Wilcox worked with radicchio farmers in Treviso, Italy for his graduation thesis and Pam spent a summer in Italy working on an organic farm before they opened The Kitchen Garden together. They stress the importance of quality products, noting that if an ingredient tastes good right from the ground, it will taste even better on the plate. This philosophy has helped the couple develop close relationships with many local chefs.

Hathaway has been working with Wilcox and Pam for three years. “The quality of their ingredients, the care they take, and the fact that they like to do unique items” keeps him coming back for more, week after week.

Chez Albert is not a traditional farm-to-table restaurant, but one that believes in using nothing but the best, setting it apart from other eateries.

“I believe in that philosophy, but I don’t use the products just because they’re local. I use them because they’re good,” Hathaway explained. “If the local products weren’t very good, I wouldn’t use them.”

The farmers agree. “Working with the restaurants is a natural fit for us,” Pam said. “They know what they want and they appreciate food as much as we do.”

Hathaway, who once worked with Pam at Green Street Cafe in Northampton, Mass., says that forming relationships with the farmers is, “a fantastic and interesting journey.”
In fact, it’s much like the journey celeriac makes on its way from dirt to dish. It starts as a tiny seed and grows into an oddly shaped bulb. When mature, celeriac, also known as celery root, has a “mild celery flavor with the creaminess of potato and hints of sweetness,” Hathaway said. It’s adaptable and matches perfectly with many other ingredients.

At Chez Albert it becomes “Crispy Oysters with Celery Root and Leeks.” The celeriac is peeled and boiled, then puréed with crème fraîche, the French version of sour cream. The purée creates a bed on the plate which is then topped with a mix of julienned celeriac, leeks and chopped parsley. Five lightly breaded and fried oysters go on next. Add a streak of parsley oil for color and contrast and you’ve got Chez Albert’s motto on a plate: “Good. Simple. Food.
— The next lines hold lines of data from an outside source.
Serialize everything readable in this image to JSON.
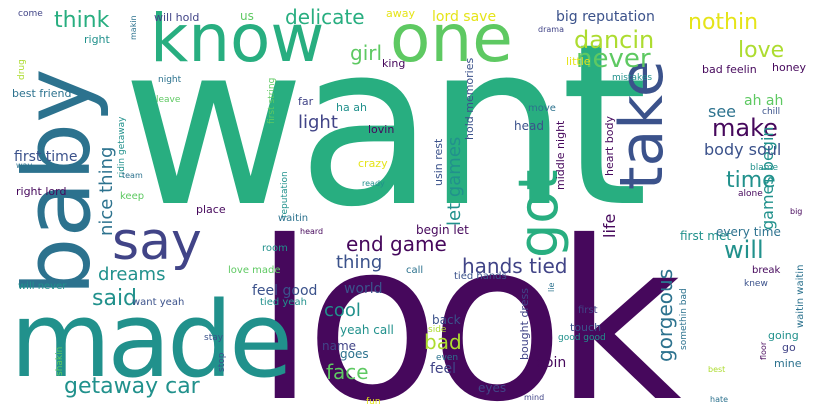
{
  "palette": {
    "dark_purple": "#46085c",
    "indigo": "#414487",
    "slate_blue": "#3b528b",
    "steel_blue": "#2c728e",
    "teal": "#21918c",
    "green_teal": "#28ae80",
    "green": "#5ec962",
    "lime": "#addc30",
    "yellow": "#e5e419"
  },
  "words": [
    "want",
    "look",
    "made",
    "baby",
    "know",
    "one",
    "say",
    "take",
    "got",
    "never",
    "dancin",
    "love",
    "nothin",
    "think",
    "delicate",
    "girl",
    "make",
    "time",
    "games begin",
    "end game",
    "will",
    "said",
    "dreams",
    "hands tied",
    "thing",
    "getaway car",
    "face",
    "bad",
    "gorgeous",
    "let games",
    "light",
    "nice thing",
    "see",
    "ah ah",
    "body soul",
    "cool",
    "begin let",
    "world",
    "feel good",
    "feel",
    "name",
    "goes",
    "yeah call",
    "back",
    "first time",
    "big reputation",
    "lord save",
    "us",
    "will hold",
    "away",
    "king",
    "hold memories",
    "usin rest",
    "ha ah",
    "middle night",
    "heart body",
    "honey",
    "bad feelin",
    "drama",
    "little",
    "mistakes",
    "night",
    "leave",
    "first string",
    "ridin getaway",
    "best friend",
    "drug",
    "right",
    "come",
    "makin",
    "team",
    "far",
    "lovin",
    "crazy",
    "head",
    "move",
    "chill",
    "blame",
    "alone",
    "big",
    "ready",
    "keep",
    "place",
    "reputation",
    "waitin",
    "heard",
    "right lord",
    "way",
    "room",
    "call",
    "tied hands",
    "lie",
    "first met",
    "every time",
    "waitin waitin",
    "break",
    "knew",
    "love made",
    "tied yeah",
    "want yeah",
    "will never",
    "shakin",
    "stay",
    "stop",
    "side",
    "even",
    "bought dress",
    "first",
    "touch",
    "good good",
    "somethin bad",
    "floor",
    "going",
    "go",
    "mine",
    "best",
    "doin",
    "eyes",
    "mind",
    "fun",
    "hate",
    "life"
  ]
}
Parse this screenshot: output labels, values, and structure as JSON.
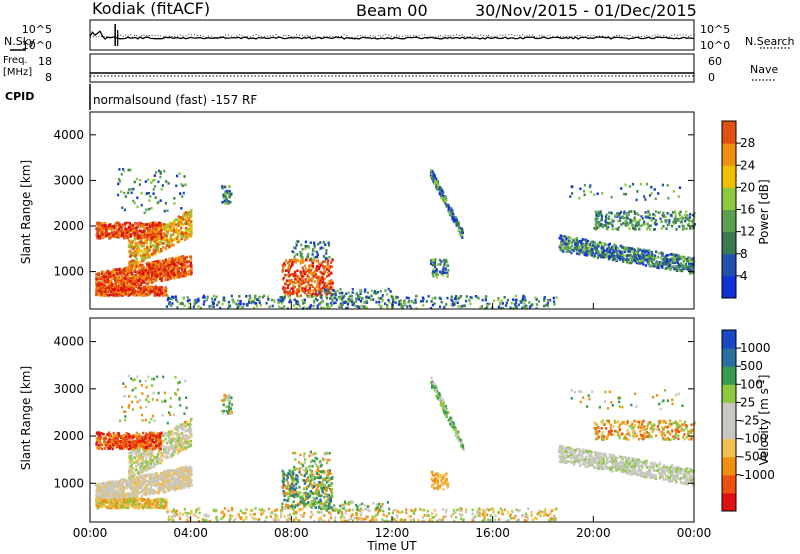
{
  "header": {
    "station": "Kodiak (fitACF)",
    "beam": "Beam 00",
    "date_range": "30/Nov/2015 - 01/Dec/2015"
  },
  "side_labels": {
    "nsky": "N.Sky",
    "nsearch": "N.Search",
    "freq": "Freq.",
    "freq_unit": "[MHz]",
    "nave": "Nave",
    "cpid": "CPID"
  },
  "cpid_text": "normalsound (fast) -157 RF",
  "colors": {
    "power_scale": [
      "#1030d8",
      "#2050b0",
      "#3a7a52",
      "#5aa050",
      "#8cc840",
      "#f0c000",
      "#f09010",
      "#e05010",
      "#e01010"
    ],
    "velocity_scale": [
      "#e01010",
      "#ee5010",
      "#f09010",
      "#f0c050",
      "#c8c8c0",
      "#c8c8c0",
      "#8cc840",
      "#3a9a50",
      "#2870a0",
      "#1848c8"
    ],
    "grid_gray": "#c8c8c0"
  },
  "chart_data": [
    {
      "type": "line",
      "panel": "noise",
      "ylabel_left": "N.Sky",
      "ylabel_right": "N.Search",
      "yticks_left": [
        "10^5",
        "10^0"
      ],
      "yticks_right": [
        "10^5",
        "10^0"
      ]
    },
    {
      "type": "line",
      "panel": "frequency",
      "ylabel_left": "Freq. [MHz]",
      "ylabel_right": "Nave",
      "yticks_left": [
        "18",
        "8"
      ],
      "yticks_right": [
        "60",
        "0"
      ]
    },
    {
      "type": "heatmap",
      "panel": "power",
      "ylabel": "Slant Range [km]",
      "ylim": [
        180,
        4500
      ],
      "yticks": [
        "1000",
        "2000",
        "3000",
        "4000"
      ],
      "colorbar_label": "Power [dB]",
      "colorbar_ticks": [
        "4",
        "8",
        "12",
        "16",
        "20",
        "24",
        "28"
      ],
      "xlabel": "Time UT",
      "xticks": [
        "00:00",
        "04:00",
        "08:00",
        "12:00",
        "16:00",
        "20:00",
        "00:00"
      ],
      "regions": [
        {
          "t0": 0.2,
          "t1": 4.0,
          "r0": 500,
          "r1": 1400,
          "level": "high"
        },
        {
          "t0": 0.2,
          "t1": 3.0,
          "r0": 1750,
          "r1": 2100,
          "level": "high"
        },
        {
          "t0": 1.5,
          "t1": 4.0,
          "r0": 1400,
          "r1": 2500,
          "level": "medium"
        },
        {
          "t0": 7.5,
          "t1": 9.5,
          "r0": 500,
          "r1": 1300,
          "level": "high"
        },
        {
          "t0": 13.5,
          "t1": 14.8,
          "r0": 1800,
          "r1": 3200,
          "level": "low"
        },
        {
          "t0": 18.5,
          "t1": 24.0,
          "r0": 900,
          "r1": 1700,
          "level": "low"
        },
        {
          "t0": 20.0,
          "t1": 24.0,
          "r0": 1900,
          "r1": 2400,
          "level": "low"
        }
      ]
    },
    {
      "type": "heatmap",
      "panel": "velocity",
      "ylabel": "Slant Range [km]",
      "ylim": [
        180,
        4500
      ],
      "yticks": [
        "1000",
        "2000",
        "3000",
        "4000"
      ],
      "colorbar_label": "Velocity [m s^-1]",
      "colorbar_ticks": [
        "1000",
        "500",
        "100",
        "25",
        "-25",
        "-100",
        "-500",
        "-1000"
      ],
      "xlabel": "Time UT",
      "xticks": [
        "00:00",
        "04:00",
        "08:00",
        "12:00",
        "16:00",
        "20:00",
        "00:00"
      ]
    }
  ]
}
Voilà!”

Chef Paul Hathaway’s Kitchen Garden Celeriac Purée Recipe:

1 ½ peeled celeriac (about 2 unpeeled)
6 oz crème fraîche or plain yogurt
salt and pepper

Boil celeriac in lightly salted water until a knife can run through it.
Then strain, place in a blender and purée with crème fraîche.
Once silky smooth, season with salt and pepper to taste and serve.
Great served with roast chicken, fish, meat or even roasted mushrooms and vegetables.